Saving regularly is not a habit that comes naturally to a large proportion of the population. Far too many people have expenditure habits that regularly increase to match (and unfortunately sometimes exceed) their income. Making a conscious decision to start saving regularly, therefore necessitates cuts in other areas of their expenditure. That said, beginning a savings plan early, however modest, is always better than not saving at all.
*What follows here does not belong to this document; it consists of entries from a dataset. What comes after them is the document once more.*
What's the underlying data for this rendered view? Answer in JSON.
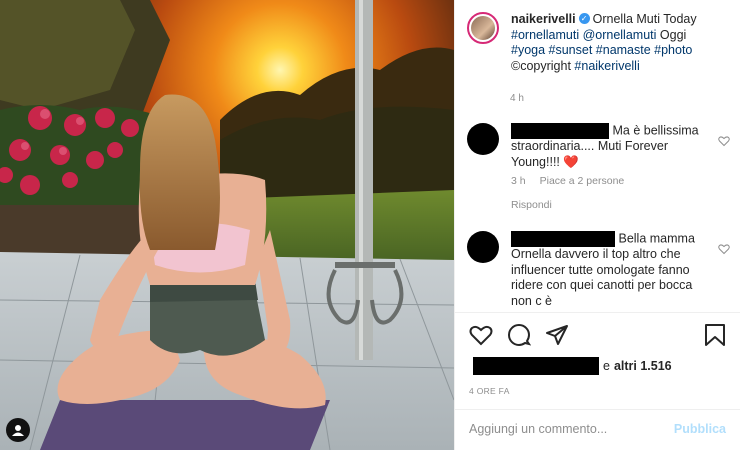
{
  "post": {
    "username": "naikerivelli",
    "caption_title": "Ornella Muti Today",
    "caption_tags": "#ornellamuti @ornellamuti",
    "caption_word": "Oggi",
    "caption_tags2": "#yoga #sunset #namaste #photo",
    "caption_copyright": "©copyright",
    "caption_tag3": "#naikerivelli",
    "time": "4 h",
    "likes_suffix": "e",
    "likes_count": "altri 1.516",
    "date": "4 ORE FA"
  },
  "comments": [
    {
      "text": "Ma è bellissima straordinaria.... Muti Forever Young!!!! ❤️",
      "time": "3 h",
      "likes": "Piace a 2 persone",
      "reply": "Rispondi"
    },
    {
      "text": "Bella mamma Ornella davvero il top altro che influencer tutte omologate fanno ridere con quei canotti per bocca non c è"
    }
  ],
  "add_comment": {
    "placeholder": "Aggiungi un commento...",
    "publish": "Pubblica"
  },
  "colors": {
    "link": "#00376b",
    "verified": "#3897f0",
    "publish_disabled": "#b2dffc"
  },
  "icons": [
    "heart-icon",
    "comment-icon",
    "share-icon",
    "bookmark-icon",
    "user-tag-icon",
    "verified-icon"
  ]
}
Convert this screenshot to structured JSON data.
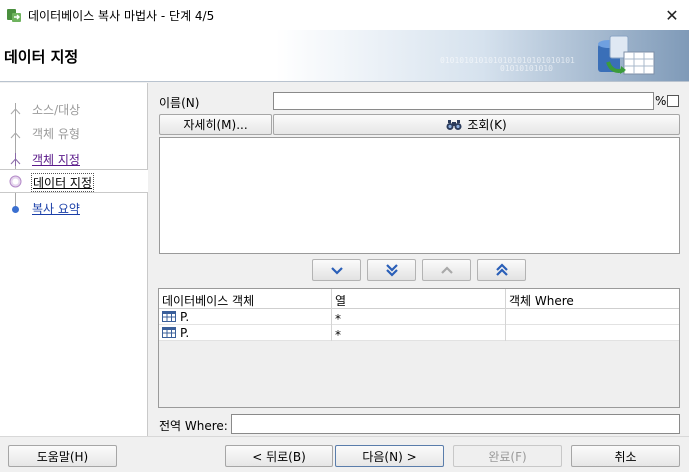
{
  "window": {
    "title": "데이터베이스 복사 마법사 - 단계 4/5",
    "close_glyph": "✕"
  },
  "header": {
    "title": "데이터 지정",
    "binary_a": "0101010101010101010101010101",
    "binary_b": "01010101010"
  },
  "nav": {
    "items": [
      {
        "label": "소스/대상",
        "state": "done"
      },
      {
        "label": "객체 유형",
        "state": "done"
      },
      {
        "label": "객체 지정",
        "state": "visited"
      },
      {
        "label": "데이터 지정",
        "state": "current"
      },
      {
        "label": "복사 요약",
        "state": "future"
      }
    ]
  },
  "form": {
    "name_label": "이름(N)",
    "name_value": "",
    "percent": "%",
    "details_button": "자세히(M)...",
    "lookup_button": "조회(K)",
    "global_where_label": "전역 Where:",
    "global_where_value": ""
  },
  "table": {
    "columns": [
      "데이터베이스 객체",
      "열",
      "객체 Where"
    ],
    "rows": [
      {
        "object": "P.",
        "columns": "*",
        "where": ""
      },
      {
        "object": "P.",
        "columns": "*",
        "where": ""
      }
    ]
  },
  "footer": {
    "help": "도움말(H)",
    "back": "< 뒤로(B)",
    "next": "다음(N) >",
    "finish": "완료(F)",
    "cancel": "취소"
  },
  "colors": {
    "accent": "#5a7dab",
    "visited_link": "#5a1a8a",
    "future_link": "#1a3fa8"
  }
}
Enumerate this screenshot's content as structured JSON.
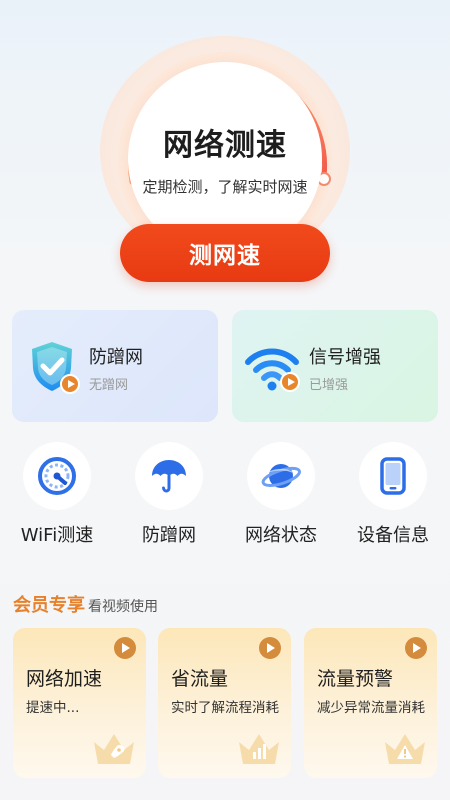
{
  "speed_test": {
    "title": "网络测速",
    "subtitle": "定期检测，了解实时网速",
    "button_label": "测网速"
  },
  "feature_cards": [
    {
      "title": "防蹭网",
      "status": "无蹭网",
      "icon": "shield-icon"
    },
    {
      "title": "信号增强",
      "status": "已增强",
      "icon": "wifi-icon"
    }
  ],
  "tools": [
    {
      "label": "WiFi测速",
      "icon": "speedometer-icon"
    },
    {
      "label": "防蹭网",
      "icon": "umbrella-icon"
    },
    {
      "label": "网络状态",
      "icon": "planet-icon"
    },
    {
      "label": "设备信息",
      "icon": "phone-icon"
    }
  ],
  "member": {
    "title": "会员专享",
    "subtitle": "看视频使用",
    "cards": [
      {
        "title": "网络加速",
        "desc": "提速中...",
        "icon": "rocket-crown-icon"
      },
      {
        "title": "省流量",
        "desc": "实时了解流程消耗",
        "icon": "bars-crown-icon"
      },
      {
        "title": "流量预警",
        "desc": "减少异常流量消耗",
        "icon": "warning-crown-icon"
      }
    ]
  },
  "colors": {
    "accent_red": "#e83a12",
    "member_orange": "#e7812c",
    "play_orange": "#e8862c"
  }
}
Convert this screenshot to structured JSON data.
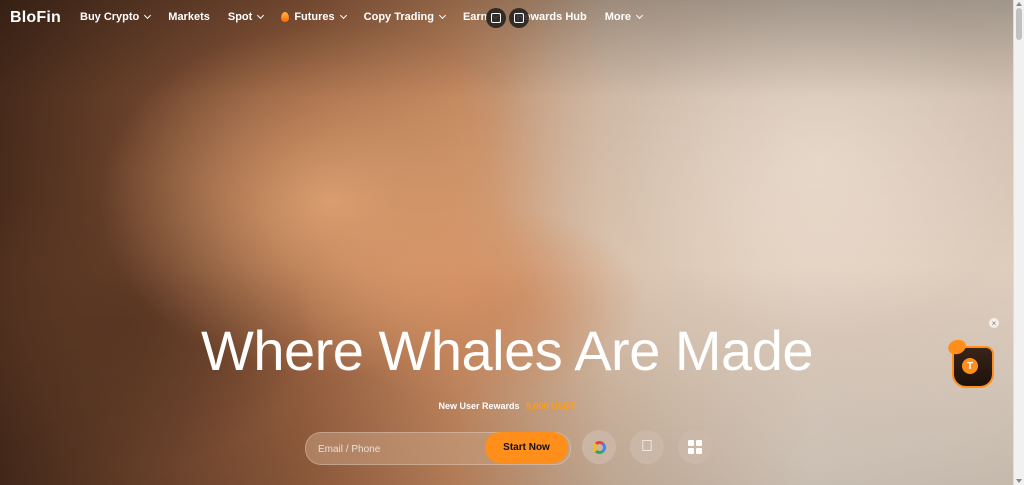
{
  "brand": {
    "logo_text": "BloFin"
  },
  "nav": {
    "items": [
      {
        "label": "Buy Crypto",
        "has_dropdown": true
      },
      {
        "label": "Markets",
        "has_dropdown": false
      },
      {
        "label": "Spot",
        "has_dropdown": true
      },
      {
        "label": "Futures",
        "has_dropdown": true,
        "icon": "fire-icon"
      },
      {
        "label": "Copy Trading",
        "has_dropdown": true
      },
      {
        "label": "Earn",
        "has_dropdown": true
      },
      {
        "label": "Rewards Hub",
        "has_dropdown": false
      },
      {
        "label": "More",
        "has_dropdown": true
      }
    ]
  },
  "hero": {
    "headline": "Where Whales Are Made",
    "rewards_label": "New User Rewards",
    "rewards_amount": "5,000 USDT"
  },
  "signup": {
    "email_placeholder": "Email / Phone",
    "start_label": "Start Now",
    "social": [
      "google-icon",
      "apple-icon",
      "qr-code-icon"
    ]
  },
  "widget": {
    "coin_letter": "T",
    "close_symbol": "×"
  },
  "colors": {
    "accent": "#ff8f1a",
    "text": "#ffffff"
  }
}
Most of us too, have areas of expenditure that can be easily cut, or reduced, without materially affecting the overall quality of life we live.  These include- reducing the number of times we go out to eat … home cooking is generally a cheaper option- reducing the amount of expensive coffee and snacks we consume … packed lunches are a cheaper alternative- quitting smoking … tobacco taxes mean smoking is a very expensive habit- renting movies instead of going to the cinema … this is true especially when you factor in the price of snacks at most theatres- keeping an ageing car for a year or so longer than usual … will not normally be more expensive to maintain, but since cars depreciate the most when they are new, the savings can be significant.
Getting into the habit of saving is hard. There are always bills to pay, things to buy, expenditures to make, with saving trailing the priority list. One way to ensure regular saving, is to make saving a priority. By setting aside the amount to be saved, before *all* the other spend, it is much easier to get into the habit of saving. And once you adjust your spend to match your income *net* of all savings, you soon train your mind to not view the saving as onerous, but as something as unavoidable as taxes.
Putting the money in a savings account first, or writing the check to the mutual fund first, also ensures that you resist the temptation to miss a month or two when you feel things are particularly hard. Cutting your monthly expenditure because you have run out of money after putting some aside in savings is a much better long term financial position than skipping a single investment plan ‘payment’.
In addition to this, most people work for employers that offer special savings and investment programmes. Examples include the popular 401(k) plan, which simplify this act of deducting savings before all other expenditure so much easier. Automatic deductions from your pay, and direct payment into the investment fund of your choice tend to be offered as standard. There are a lot of tax benefits that are often realizable from participating in such savings plans. In some cases, employers will also contribute extra money through these plans, often matching any contributions your make.
Another way of freeing up more of your income for any savings and investments, is to reduce or eliminate your credit card debt. The vast majority of adults in the US today, has more than one credit card. In many cases, these cards, are regularly ‘mazed’ out, while only the minimal payment is made every month. The problem is that with rates often greater than 20% per annum, credit card debt is often the most expensive form of credit. It is much better to reduce the level of this debt, and to pay off the full amount every month, than it is carry on mortgaging your future income, at such exorbitant rates, to fund (often) unnecessary purchases today.
In short, the sooner you begin a savings plan, the better off you will be financially. Sticking to a savings or investment plan is much easier when this money is set aside before all other expenditure. There are many areas of expenditure that most people can cut out, or reduce, without adversely affecting their quality of life, including eliminating the very expensive credit card debt that is so prevalent today.